A magnitude‑6.3 earthquake hit the Syrian-Turkish border on Monday, two weeks after an earthquake that killed more than 46,000 people devastated the region, the U.S. Geological Survey said in a statement.
The USGS said the epicenter of the quake was near the southernmost tip of Turkey, near Syria and the town of Uzunbağ, near the Mediterranean Sea. The Turkish government also reported the quake on a verified Twitter account.
Reuters news agency said the tremors had sparked panic and damaged buildings in the nearby town of Antakya, while the quake was felt in Egypt and Lebanon.
Antakya resident Muna Al-Omar told Reuters she was crying as she held her 7‑year-old son in her arms.
“Will there be another aftershock?” she asked.

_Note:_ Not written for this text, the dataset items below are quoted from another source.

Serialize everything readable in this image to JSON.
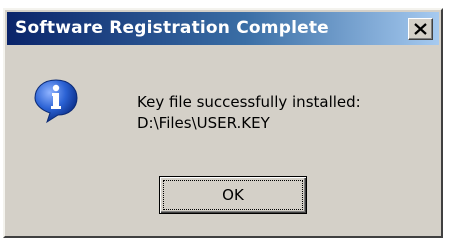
{
  "window": {
    "title": "Software Registration Complete",
    "close_icon": "close-icon"
  },
  "dialog": {
    "icon": "info-icon",
    "message_line1": "Key file successfully installed:",
    "message_line2": "D:\\Files\\USER.KEY"
  },
  "buttons": {
    "ok_label": "OK"
  },
  "colors": {
    "titlebar_start": "#0a246a",
    "titlebar_end": "#a6caf0",
    "face": "#d4d0c8",
    "icon_blue": "#1f57c8"
  }
}
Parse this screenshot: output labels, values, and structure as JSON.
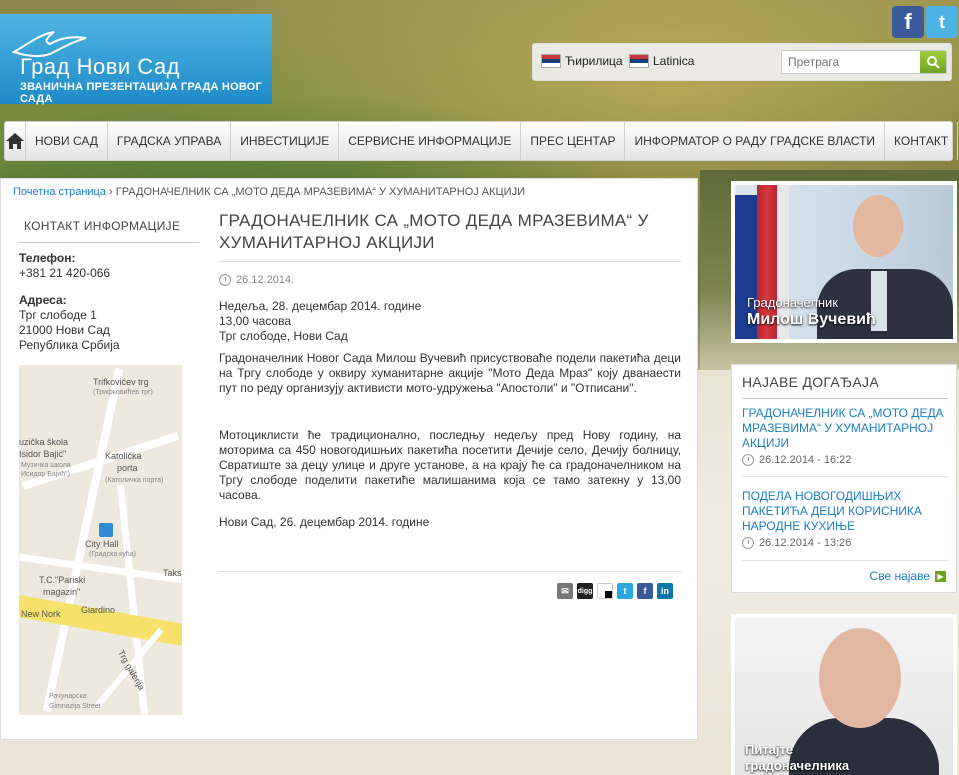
{
  "header": {
    "logo_title": "Град Нови Сад",
    "logo_subtitle": "ЗВАНИЧНА ПРЕЗЕНТАЦИЈА ГРАДА НОВОГ САДА",
    "lang_cyrillic": "Ћирилица",
    "lang_latin": "Latinica",
    "search_placeholder": "Претрага"
  },
  "nav": {
    "items": [
      "НОВИ САД",
      "ГРАДСКА УПРАВА",
      "ИНВЕСТИЦИЈЕ",
      "СЕРВИСНЕ ИНФОРМАЦИЈЕ",
      "ПРЕС ЦЕНТАР",
      "ИНФОРМАТОР О РАДУ ГРАДСКЕ ВЛАСТИ",
      "КОНТАКТ"
    ]
  },
  "breadcrumb": {
    "home": "Почетна страница",
    "current": " › ГРАДОНАЧЕЛНИК СА „МОТО ДЕДА МРАЗЕВИМА“ У ХУМАНИТАРНОЈ АКЦИЈИ"
  },
  "contact": {
    "heading": "КОНТАКТ ИНФОРМАЦИЈЕ",
    "phone_label": "Телефон:",
    "phone": "+381 21 420-066",
    "address_label": "Адреса:",
    "address_line1": "Трг слободе 1",
    "address_line2": "21000 Нови Сад",
    "address_line3": "Република Србија"
  },
  "map": {
    "labels": [
      "Trifkovićev trg",
      "(Трифковићев трг)",
      "uzička škola",
      "Isidor Bajić\"",
      "Музичка школа",
      "Исидор Бајић\")",
      "Katolička",
      "porta",
      "(Католичка порта)",
      "City Hall",
      "(Градска кућа)",
      "T.C.\"Pariski",
      "magazin\"",
      "Taks",
      "New Nork",
      "Giardino",
      "Trg galerija",
      "Рачунарска",
      "Gimnazija Street"
    ]
  },
  "article": {
    "title": "ГРАДОНАЧЕЛНИК СА „МОТО ДЕДА МРАЗЕВИМА“ У ХУМАНИТАРНОЈ АКЦИЈИ",
    "date": "26.12.2014.",
    "event_info": [
      "Недеља, 28. децембар 2014. године",
      "13,00 часова",
      "Трг слободе, Нови Сад"
    ],
    "paragraph1": "Градоначелник Новог Сада Милош Вучевић присуствоваће подели пакетића деци на Тргу слободе у оквиру хуманитарне акције \"Мото Деда Мраз\" коју дванаести пут по реду организују активисти мото-удружења \"Апостоли\" и \"Отписани\".",
    "paragraph2": "Мотоциклисти ће традиционално, последњу недељу пред Нову годину, на моторима са 450 новогодишњих пакетића посетити Дечије село, Дечију болницу, Свратиште за децу улице и друге установе, а на крају ће са градоначелником на Тргу слободе поделити пакетиће малишанима која се тамо затекну у 13,00 часова.",
    "signature": "Нови Сад, 26. децембар 2014. године"
  },
  "sidebar": {
    "mayor_role": "Градоначелник",
    "mayor_name": "Милош Вучевић",
    "events_heading": "НАЈАВЕ ДОГАЂАЈА",
    "events": [
      {
        "title": "ГРАДОНАЧЕЛНИК СА „МОТО ДЕДА МРАЗЕВИМА“ У ХУМАНИТАРНОЈ АКЦИЈИ",
        "date": "26.12.2014 - 16:22"
      },
      {
        "title": "ПОДЕЛА НОВОГОДИШЊИХ ПАКЕТИЋА ДЕЦИ КОРИСНИКА НАРОДНЕ КУХИЊЕ",
        "date": "26.12.2014 - 13:26"
      }
    ],
    "all_events": "Све најаве",
    "ask_line1": "Питајте",
    "ask_line2": "градоначелника"
  },
  "colors": {
    "accent_blue": "#1a7fc1",
    "logo_blue": "#1e8bc8",
    "search_green": "#6ea321"
  }
}
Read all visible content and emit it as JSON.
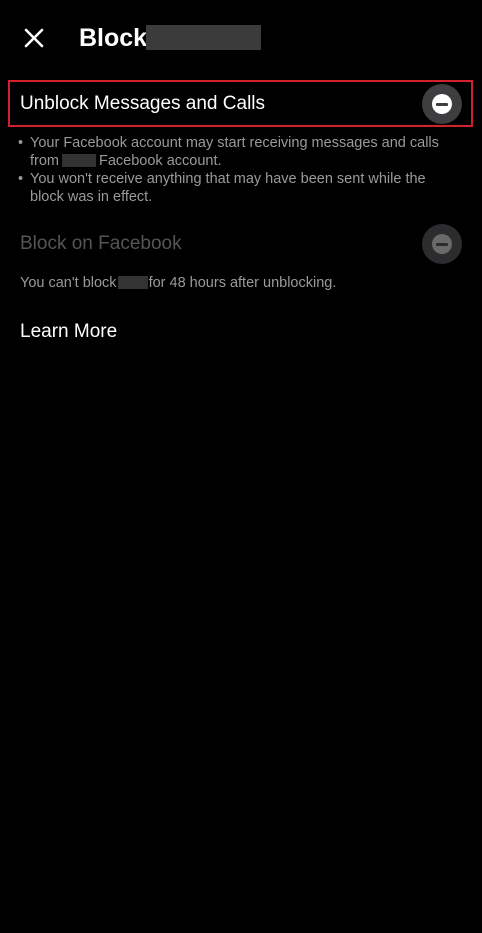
{
  "header": {
    "close_icon": "close-icon",
    "title": "Block"
  },
  "unblock": {
    "label": "Unblock Messages and Calls",
    "icon": "minus-circle-icon",
    "highlight_color": "#d3202f"
  },
  "bullets": {
    "marker": "•",
    "b1_part1": "Your Facebook account may start receiving messages and calls from",
    "b1_part2": "Facebook account.",
    "b2": "You won't receive anything that may have been sent while the block was in effect."
  },
  "facebook_block": {
    "label": "Block on Facebook",
    "icon": "minus-circle-icon"
  },
  "note": {
    "part1": "You can't block",
    "part2": "for 48 hours after unblocking."
  },
  "learn_more": "Learn More"
}
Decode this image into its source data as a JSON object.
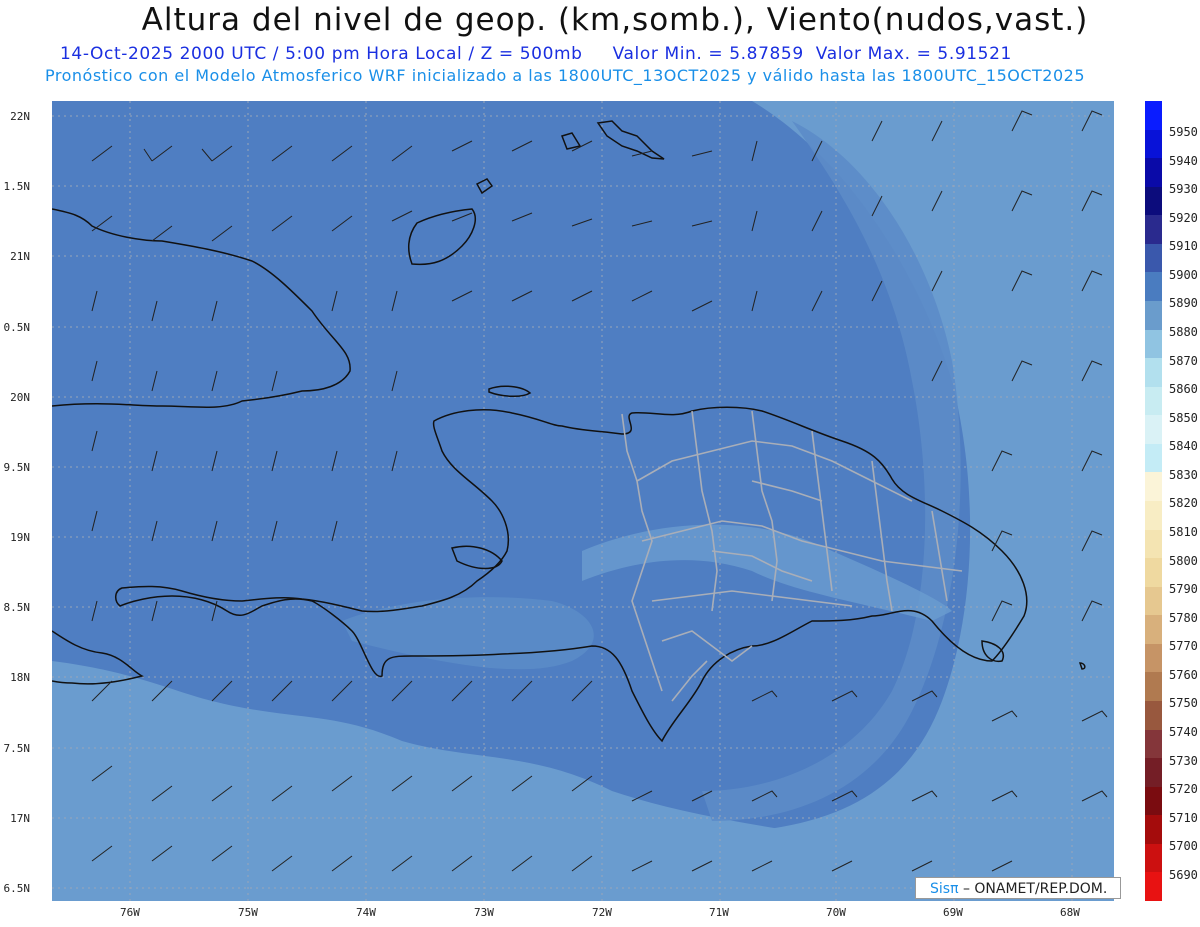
{
  "header": {
    "title": "Altura del nivel de geop. (km,somb.), Viento(nudos,vast.)",
    "date_time": "14-Oct-2025  2000 UTC / 5:00 pm Hora Local / Z = 500mb",
    "valor_min": "Valor Min. = 5.87859",
    "valor_max": "Valor Max. = 5.91521",
    "forecast_note": "Pronóstico con el Modelo Atmosferico WRF inicializado a las 1800UTC_13OCT2025 y válido hasta las  1800UTC_15OCT2025"
  },
  "map": {
    "y_axis_labels": [
      "22N",
      "1.5N",
      "21N",
      "0.5N",
      "20N",
      "9.5N",
      "19N",
      "8.5N",
      "18N",
      "7.5N",
      "17N",
      "6.5N"
    ],
    "x_axis_labels": [
      "76W",
      "75W",
      "74W",
      "73W",
      "72W",
      "71W",
      "70W",
      "69W",
      "68W"
    ],
    "fill_colors": {
      "low": "#4f7ec2",
      "mid": "#5b8dc8",
      "high": "#6a9fd0",
      "ocean_band": "#6b9ccc"
    },
    "coast_color": "#111111",
    "province_color": "#a9aeb8"
  },
  "colorbar": {
    "labels": [
      "5950",
      "5940",
      "5930",
      "5920",
      "5910",
      "5900",
      "5890",
      "5880",
      "5870",
      "5860",
      "5850",
      "5840",
      "5830",
      "5820",
      "5810",
      "5800",
      "5790",
      "5780",
      "5770",
      "5760",
      "5750",
      "5740",
      "5730",
      "5720",
      "5710",
      "5700",
      "5690"
    ],
    "colors": [
      "#0a1cff",
      "#0812d8",
      "#0a0aa8",
      "#0c0c7c",
      "#2a2a8e",
      "#3a58ac",
      "#4a7cc0",
      "#6a9ccc",
      "#90c4e2",
      "#b2e0ee",
      "#c8ecf2",
      "#daf2f6",
      "#c4ecf6",
      "#fbf4d8",
      "#f8edc4",
      "#f4e4b2",
      "#efd9a0",
      "#e6c890",
      "#d8b07c",
      "#c69466",
      "#b07a50",
      "#98583e",
      "#84363a",
      "#741e26",
      "#7a0c10",
      "#a40c0c",
      "#cc1010",
      "#e81212"
    ]
  },
  "credit": {
    "brand": "Sisπ",
    "text": " – ONAMET/REP.DOM."
  }
}
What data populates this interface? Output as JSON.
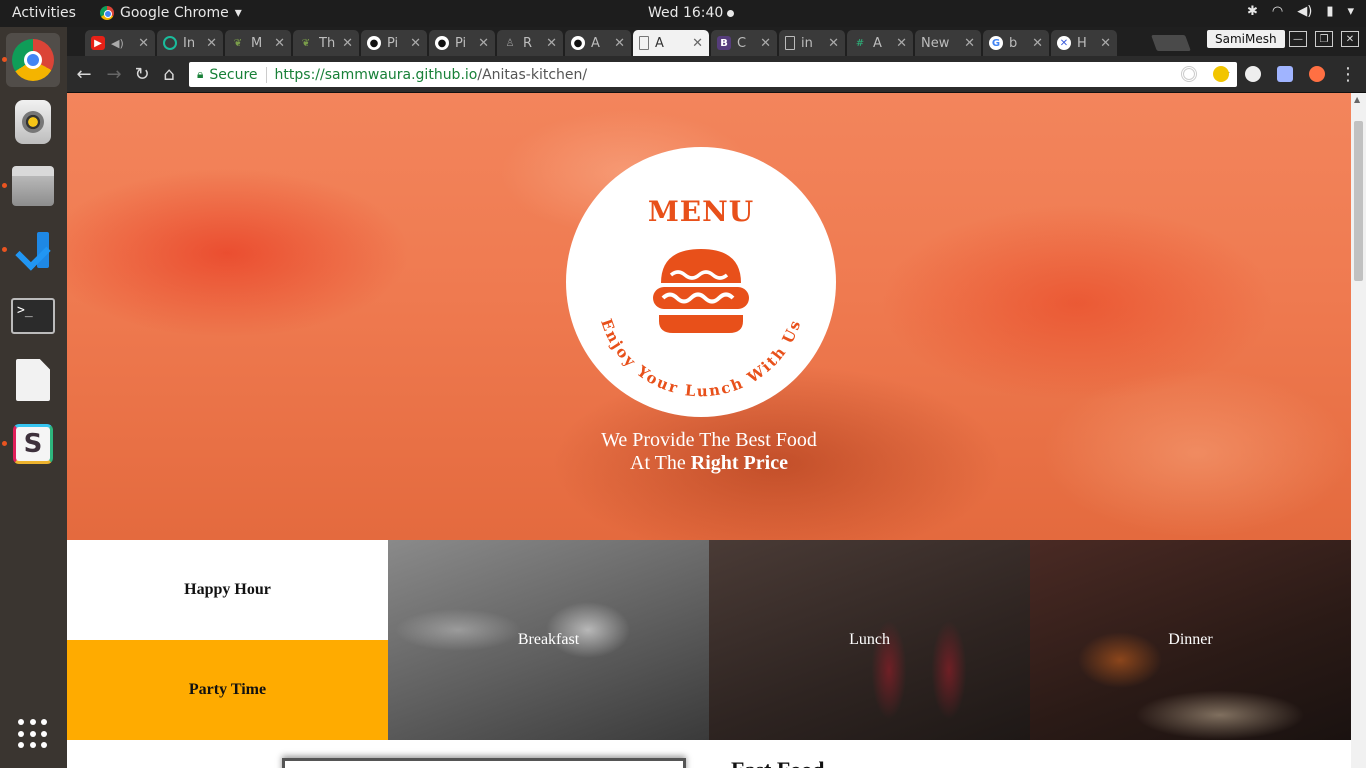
{
  "topbar": {
    "activities": "Activities",
    "app_name": "Google Chrome",
    "clock": "Wed 16:40"
  },
  "dock": {
    "items": [
      "chrome-icon",
      "rhythmbox-icon",
      "files-icon",
      "vscode-icon",
      "terminal-icon",
      "text-editor-icon",
      "slack-icon",
      "show-apps-icon"
    ]
  },
  "tabs": [
    {
      "title": "",
      "favicon": "youtube-icon",
      "color": "#e62117"
    },
    {
      "title": "In",
      "favicon": "ring-icon",
      "color": "#1abc9c"
    },
    {
      "title": "M",
      "favicon": "leaf-icon",
      "color": "#5a7d3a"
    },
    {
      "title": "Th",
      "favicon": "leaf-icon",
      "color": "#5a7d3a"
    },
    {
      "title": "Pi",
      "favicon": "github-icon",
      "color": "#ffffff"
    },
    {
      "title": "Pi",
      "favicon": "github-icon",
      "color": "#ffffff"
    },
    {
      "title": "R",
      "favicon": "person-icon",
      "color": "#888888"
    },
    {
      "title": "A",
      "favicon": "github-icon",
      "color": "#ffffff"
    },
    {
      "title": "A",
      "favicon": "page-icon",
      "color": "#777777"
    },
    {
      "title": "C",
      "favicon": "bootstrap-icon",
      "color": "#563d7c"
    },
    {
      "title": "in",
      "favicon": "page-icon",
      "color": "#bbbbbb"
    },
    {
      "title": "A",
      "favicon": "slack-icon",
      "color": "#2eb67d"
    },
    {
      "title": "New",
      "favicon": "",
      "color": ""
    },
    {
      "title": "b",
      "favicon": "google-icon",
      "color": "#4285f4"
    },
    {
      "title": "H",
      "favicon": "x-icon",
      "color": "#3b5bdb"
    }
  ],
  "profile_name": "SamiMesh",
  "omnibox": {
    "secure_label": "Secure",
    "url_host": "https://sammwaura.github.io",
    "url_path": "/Anitas-kitchen/"
  },
  "colors": {
    "accent_orange": "#e8501a",
    "party_yellow": "#ffab00",
    "secure_green": "#188038"
  },
  "hero": {
    "menu_title": "MENU",
    "arc_text": "Enjoy Your Lunch With Us",
    "tagline_line1": "We Provide The Best Food",
    "tagline_prefix": "At The ",
    "tagline_bold": "Right Price"
  },
  "tiles": {
    "happy_hour": "Happy Hour",
    "party_time": "Party Time",
    "breakfast": "Breakfast",
    "lunch": "Lunch",
    "dinner": "Dinner"
  },
  "below": {
    "heading": "Fast Food"
  }
}
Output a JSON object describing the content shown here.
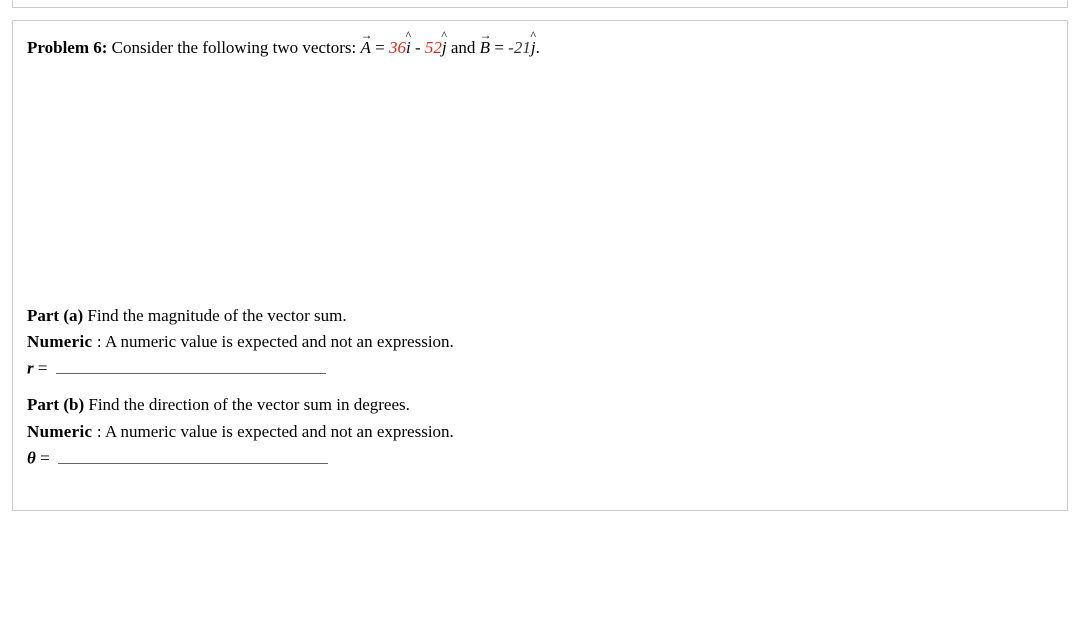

In the Turkish coastal town of Iskenderun, electricity was out and several buildings collapsed, Sky News Arabia reported, citing the town’s mayor.
The Turkish government did not immediately release any information about the damage or potential injuries caused by the quake. There have been thousands of smaller earthquakes since the 7.8‑magnitude quake on February 6, according to the government.
The cross-border volunteer organization Syrian Civil Defense said on Twitter that there were an unknown number of people injured by falling rocks, trampling and collapsing buildings. In some cities, uninhabited buildings have cracked.
Earthquakes have left more than one million people homeless in both countries, and President Recep Tayyip Erdogan has come under fire for construction methods that failed to prevent landslides, according to Reuters.
Officials are also battling public health threats such as intestinal and upper respiratory infections in the aftermath of the earthquake.
Secretary of State Antony Brinken, who visited Turkey the day before, announced additional humanitarian aid on Sunday, announcing that US earthquake aid in Turkey and Syria had totaled $185 million.
The United Nations is appealing for more than $1.4 billion worldwide for relief efforts.